Our Gregorian calendar based on the time the Earth travels one annual orbit around the Sun is and has been for many centuries the unquestioned authority, even before the re-discovery of the Earth as a round globe. Because of agriculture, machines, and especially for businesslike reasons, a mechanical and linear time concept is evident. "Time is money" is to be taken literally in its deepest application!

Actually, a far easier and more logical way to divide the solar year would be by thirteen 28-day months with one extra free day.

Right up to the 20th century pre-agricultural man, such as the Lakota, - A Native American tribe - has followed a vague or unfixed moon calendar. The fact is that during one solar year there is always a 13th lunation, which transits from one solar year to the next. The taboo nature of the number 13 seems to stem from the mysterious 13th moon.

There is an 11-day discrepancy between the length of the solar year of 365.242199 days and 12 complete synodic lunation’s of 354.36706 days.

The ratio of Pythagoras' comma is 531441 to 524288, the former figure being larger than the latter by the factor of 1.01364.

The ratio between the two years is the former figure being larger by a factor of 1.03073.

To express the closeness of the two ratios in a more graphic way, we can translate the ratios of the comma into calendar terms: 531441 is to the solar year of 365.256 days as 524288 is to the time period of 360.340 days.

This is about six days out from the precise 12 synodic lunation.

The two ratios - between the two years (solar and lunar) and the two types of musical scales (of perfect fifths and of equal temperament) - are astonishingly close to each other.

The cultures of antiquity seem not to have missed this phenomenon of the cosmic comma. In ancient historical time the measurement of the year by means of solar months was considered holy and righteous, where as to keep time by the moon was both "incorrect and evil". The male power became associated with the sun, while the female was associated with the moon.

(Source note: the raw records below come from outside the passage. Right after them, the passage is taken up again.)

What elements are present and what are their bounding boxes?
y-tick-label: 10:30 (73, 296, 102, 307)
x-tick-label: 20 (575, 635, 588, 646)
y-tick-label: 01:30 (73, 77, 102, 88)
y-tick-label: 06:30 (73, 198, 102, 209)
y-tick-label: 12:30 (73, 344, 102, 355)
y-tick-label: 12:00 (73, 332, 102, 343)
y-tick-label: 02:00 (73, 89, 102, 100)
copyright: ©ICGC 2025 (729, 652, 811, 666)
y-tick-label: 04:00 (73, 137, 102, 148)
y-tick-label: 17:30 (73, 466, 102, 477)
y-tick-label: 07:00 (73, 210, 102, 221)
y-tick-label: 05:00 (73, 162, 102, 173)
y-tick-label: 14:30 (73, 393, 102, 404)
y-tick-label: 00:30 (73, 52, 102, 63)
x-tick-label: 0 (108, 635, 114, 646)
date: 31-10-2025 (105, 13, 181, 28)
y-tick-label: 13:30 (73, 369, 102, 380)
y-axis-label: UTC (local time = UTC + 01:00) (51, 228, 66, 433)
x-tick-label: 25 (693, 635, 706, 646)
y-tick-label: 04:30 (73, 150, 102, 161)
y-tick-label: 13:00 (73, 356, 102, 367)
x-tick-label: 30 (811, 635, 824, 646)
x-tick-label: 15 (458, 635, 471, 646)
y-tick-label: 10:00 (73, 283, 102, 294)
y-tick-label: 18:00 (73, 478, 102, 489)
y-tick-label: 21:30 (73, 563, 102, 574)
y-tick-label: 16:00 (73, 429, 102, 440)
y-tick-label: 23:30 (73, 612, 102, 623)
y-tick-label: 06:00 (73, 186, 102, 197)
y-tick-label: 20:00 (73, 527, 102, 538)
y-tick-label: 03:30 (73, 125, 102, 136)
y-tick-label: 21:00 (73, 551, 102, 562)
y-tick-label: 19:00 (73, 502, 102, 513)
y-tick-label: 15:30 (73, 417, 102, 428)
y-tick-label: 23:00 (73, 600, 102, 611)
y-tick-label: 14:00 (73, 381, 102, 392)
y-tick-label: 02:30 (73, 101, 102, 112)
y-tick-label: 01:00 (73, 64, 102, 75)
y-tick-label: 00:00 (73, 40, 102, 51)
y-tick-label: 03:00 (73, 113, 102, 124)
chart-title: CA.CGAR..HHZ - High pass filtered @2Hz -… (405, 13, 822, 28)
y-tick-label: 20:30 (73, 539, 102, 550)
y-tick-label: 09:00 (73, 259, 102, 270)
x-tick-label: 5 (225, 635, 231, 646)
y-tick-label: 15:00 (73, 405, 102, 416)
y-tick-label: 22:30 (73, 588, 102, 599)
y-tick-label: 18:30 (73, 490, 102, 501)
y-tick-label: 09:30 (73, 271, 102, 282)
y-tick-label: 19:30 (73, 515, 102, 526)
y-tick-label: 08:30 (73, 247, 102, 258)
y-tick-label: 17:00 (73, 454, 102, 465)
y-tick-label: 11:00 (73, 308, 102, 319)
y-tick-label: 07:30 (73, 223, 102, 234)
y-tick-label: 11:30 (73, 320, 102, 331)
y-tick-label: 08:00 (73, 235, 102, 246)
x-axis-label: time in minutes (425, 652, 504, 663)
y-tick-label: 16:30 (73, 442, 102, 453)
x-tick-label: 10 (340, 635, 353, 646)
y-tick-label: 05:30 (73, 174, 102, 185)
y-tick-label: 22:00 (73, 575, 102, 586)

The Mayan calendar, on which the Mesoamerican civilizations was based, was made to apply to the 4.th dimension. The Mayan mathematical system had a fractal and exponential flexibility based on a dot-bar notation on 20’s rather than 10’s. The Mayan timing frequency was 13:20 and not our 12:60. Thirteen refers to the 13 galactic tones or power of creation, which were also encoded in the 13 moons or annual lunation's. Twenty refers to the 20 solar frequencies encoded as the 20 icons or solar seals. Upon this timing frequency was based the tzolkin or 260-kin "sacred calendar".

The Egyptian division of the circle into 360 degrees, subdivided into 12 parts of 30 degrees, provided the male priesthood of Egypt and Mesopotamia with the norm of their celestial oriented "male solar" hierarchies. This occurred some 5,000 years ago, at ca. 3000 BC.

By the time of the rise of the Christian Church, AD 500 – 1000, the Roman calendar of 12 months of uneven days in disregard of the lunation’s cycles was an established fact.

It is a tradition of time reckoning based on the Egyptian division of the circle, which is a division of space and not of time – and in which all taboos of the number 13 are fully incorporated.